The city’s NIS 2m. poppy installation is damaged less than two months after dedication.

Vorayda art installation (photo credit: JUDY SIEGEL)
Vorayda art installation
(photo credit: JUDY SIEGEL)
‘Vorayda,” a NIS 2 million art installation unveiled by the Jerusalem Municipality less than two months ago at Haim Valero Square on Jaffa Road opposite Mahaneh Yehuda, has already been seriously damaged by rain, wind, snow and pollution.
The four giant red nylon flowers on metal trunks were dedicated by Mayor Nir Barkat for the first night of Hanukka. Yet already, at least two of the flowers have been ripped apart and tinged with black. Tubes of red nylon meant to hold the edges straight have emerged from the seams and hang limply to the sides; the petals have also been separated – a sad sight.

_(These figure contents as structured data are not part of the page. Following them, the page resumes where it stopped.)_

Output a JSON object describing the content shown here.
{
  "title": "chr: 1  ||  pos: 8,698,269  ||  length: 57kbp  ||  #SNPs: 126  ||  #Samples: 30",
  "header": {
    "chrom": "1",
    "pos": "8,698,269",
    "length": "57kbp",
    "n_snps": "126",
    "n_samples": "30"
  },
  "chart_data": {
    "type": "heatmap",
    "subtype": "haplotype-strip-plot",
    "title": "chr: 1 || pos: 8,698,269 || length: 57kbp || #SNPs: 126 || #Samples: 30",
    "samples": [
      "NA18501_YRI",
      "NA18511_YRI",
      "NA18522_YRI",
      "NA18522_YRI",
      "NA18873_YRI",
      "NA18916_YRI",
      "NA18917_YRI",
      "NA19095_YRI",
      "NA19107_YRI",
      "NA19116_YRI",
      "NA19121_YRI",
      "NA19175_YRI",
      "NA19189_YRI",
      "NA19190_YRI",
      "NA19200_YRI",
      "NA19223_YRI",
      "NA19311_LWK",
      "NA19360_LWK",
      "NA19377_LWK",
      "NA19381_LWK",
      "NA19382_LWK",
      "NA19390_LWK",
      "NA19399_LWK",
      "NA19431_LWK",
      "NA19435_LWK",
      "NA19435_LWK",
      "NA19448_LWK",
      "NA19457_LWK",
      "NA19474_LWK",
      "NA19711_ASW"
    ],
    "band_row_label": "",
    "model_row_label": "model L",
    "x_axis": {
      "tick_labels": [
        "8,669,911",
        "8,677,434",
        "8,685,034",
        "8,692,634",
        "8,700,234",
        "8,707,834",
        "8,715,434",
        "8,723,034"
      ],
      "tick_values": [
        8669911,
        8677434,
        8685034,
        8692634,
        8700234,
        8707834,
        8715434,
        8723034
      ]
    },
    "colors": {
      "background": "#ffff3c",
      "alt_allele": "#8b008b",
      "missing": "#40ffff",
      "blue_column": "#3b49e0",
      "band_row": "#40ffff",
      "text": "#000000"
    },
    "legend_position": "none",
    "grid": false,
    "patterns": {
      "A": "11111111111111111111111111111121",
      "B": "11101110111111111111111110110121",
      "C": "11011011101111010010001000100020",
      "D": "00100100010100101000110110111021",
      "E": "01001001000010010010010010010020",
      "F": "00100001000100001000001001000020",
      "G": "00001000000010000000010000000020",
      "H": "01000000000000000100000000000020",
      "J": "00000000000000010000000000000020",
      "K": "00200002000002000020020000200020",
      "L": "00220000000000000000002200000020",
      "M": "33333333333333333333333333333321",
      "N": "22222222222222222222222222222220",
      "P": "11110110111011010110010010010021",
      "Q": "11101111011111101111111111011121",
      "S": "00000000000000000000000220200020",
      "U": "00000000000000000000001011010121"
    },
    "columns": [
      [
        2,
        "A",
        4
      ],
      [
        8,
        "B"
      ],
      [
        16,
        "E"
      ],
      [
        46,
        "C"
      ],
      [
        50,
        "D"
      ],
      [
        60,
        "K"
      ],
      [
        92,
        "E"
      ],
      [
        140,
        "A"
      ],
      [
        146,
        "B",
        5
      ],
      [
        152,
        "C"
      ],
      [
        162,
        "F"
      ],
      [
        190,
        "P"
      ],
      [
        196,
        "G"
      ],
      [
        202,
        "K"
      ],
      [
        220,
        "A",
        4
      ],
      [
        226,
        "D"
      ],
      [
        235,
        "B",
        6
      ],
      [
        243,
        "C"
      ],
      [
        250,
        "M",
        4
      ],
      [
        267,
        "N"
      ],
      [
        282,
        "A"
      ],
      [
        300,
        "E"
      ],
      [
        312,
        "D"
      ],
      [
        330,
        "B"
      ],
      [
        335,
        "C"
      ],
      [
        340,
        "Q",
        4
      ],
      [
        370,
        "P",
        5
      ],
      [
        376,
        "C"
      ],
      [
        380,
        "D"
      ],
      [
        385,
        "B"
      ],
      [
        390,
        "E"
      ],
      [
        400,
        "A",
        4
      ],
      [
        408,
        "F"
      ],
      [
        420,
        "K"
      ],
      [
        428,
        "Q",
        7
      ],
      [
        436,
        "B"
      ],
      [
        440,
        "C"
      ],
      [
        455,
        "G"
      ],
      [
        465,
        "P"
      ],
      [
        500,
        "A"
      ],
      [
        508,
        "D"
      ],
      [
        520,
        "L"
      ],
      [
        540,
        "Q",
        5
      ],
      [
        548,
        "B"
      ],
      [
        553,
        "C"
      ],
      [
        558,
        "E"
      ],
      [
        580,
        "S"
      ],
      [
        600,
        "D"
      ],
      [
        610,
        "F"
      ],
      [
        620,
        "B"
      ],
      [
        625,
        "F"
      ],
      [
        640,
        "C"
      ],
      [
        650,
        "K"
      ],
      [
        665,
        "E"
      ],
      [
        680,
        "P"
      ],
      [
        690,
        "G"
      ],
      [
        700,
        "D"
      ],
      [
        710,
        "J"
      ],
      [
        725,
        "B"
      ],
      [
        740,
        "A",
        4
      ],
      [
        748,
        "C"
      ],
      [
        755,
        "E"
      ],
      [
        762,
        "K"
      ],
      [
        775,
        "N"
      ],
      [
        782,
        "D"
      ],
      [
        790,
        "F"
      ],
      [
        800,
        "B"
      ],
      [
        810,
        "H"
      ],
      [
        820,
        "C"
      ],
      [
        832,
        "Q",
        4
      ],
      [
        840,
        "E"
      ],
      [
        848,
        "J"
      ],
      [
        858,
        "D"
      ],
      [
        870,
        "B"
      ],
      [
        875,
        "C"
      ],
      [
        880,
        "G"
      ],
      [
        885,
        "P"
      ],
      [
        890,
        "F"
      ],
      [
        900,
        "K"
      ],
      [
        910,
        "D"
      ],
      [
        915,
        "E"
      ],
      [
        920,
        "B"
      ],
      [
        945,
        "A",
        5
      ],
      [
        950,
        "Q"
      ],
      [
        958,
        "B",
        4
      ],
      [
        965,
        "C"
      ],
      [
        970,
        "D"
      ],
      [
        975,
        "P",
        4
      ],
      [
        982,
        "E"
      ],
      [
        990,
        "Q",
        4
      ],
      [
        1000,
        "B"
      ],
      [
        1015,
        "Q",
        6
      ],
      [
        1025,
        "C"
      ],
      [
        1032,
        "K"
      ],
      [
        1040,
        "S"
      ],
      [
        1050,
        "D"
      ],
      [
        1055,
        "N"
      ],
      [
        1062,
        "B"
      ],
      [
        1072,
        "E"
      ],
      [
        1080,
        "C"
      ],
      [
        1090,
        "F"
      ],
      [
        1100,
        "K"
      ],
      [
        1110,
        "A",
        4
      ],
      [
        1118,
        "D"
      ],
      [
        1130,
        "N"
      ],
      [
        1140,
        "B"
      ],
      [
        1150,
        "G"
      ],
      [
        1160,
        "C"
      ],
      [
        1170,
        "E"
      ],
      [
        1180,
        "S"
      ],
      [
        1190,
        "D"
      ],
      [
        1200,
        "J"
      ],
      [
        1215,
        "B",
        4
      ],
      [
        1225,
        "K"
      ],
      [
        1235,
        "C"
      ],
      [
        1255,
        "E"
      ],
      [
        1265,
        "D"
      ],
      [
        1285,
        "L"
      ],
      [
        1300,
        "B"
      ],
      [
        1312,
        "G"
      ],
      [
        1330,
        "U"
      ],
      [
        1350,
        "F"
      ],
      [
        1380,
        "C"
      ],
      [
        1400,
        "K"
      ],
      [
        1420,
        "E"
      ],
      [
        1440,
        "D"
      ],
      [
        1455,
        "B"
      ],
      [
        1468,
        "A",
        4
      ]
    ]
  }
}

According to the municipality, the poppy-like “blossoms” – with “Vorayda” being the Kurdish word for flower – open and shut pneumatically under the influence of movement and sound under and around them. Orthodox Jews may not be pleased to learn of the mechanism – as on Shabbat and holidays, individuals’ movement and sounds cause the buds to open and close using an electronically powered blower.
However, the Robbins-Steinmetz public relations office representing the installation claimed that “a timer opens and closes the flowers, not movement and sound” – a contradiction of what the municipality spokesman said.
The installation was designed by the HQ office of architects after it was initiated by the municipality. The city said the installation is part of a project it initiated with the Eden Company to develop Jerusalem’s center; the full project will include 12 “artistic installations” that will be set up along Jaffa Road.
Barkat said at the opening that “the unique project” will create “charming spots full of life” and attract spectators. But when In Jerusalem asked a few dozen passersby about the opening-and-closing poppies, nearly all called them “ugly and a waste of money.”
Funds should instead be spent, they suggested, on playgrounds and gardens.
Asked to comment on the damage the installation had already suffered from the elements, Robbins-Steinmetz said the vendor responsible was “aware” of the damage and was “in the process of fixing it,” though no such evidence was seen on Monday.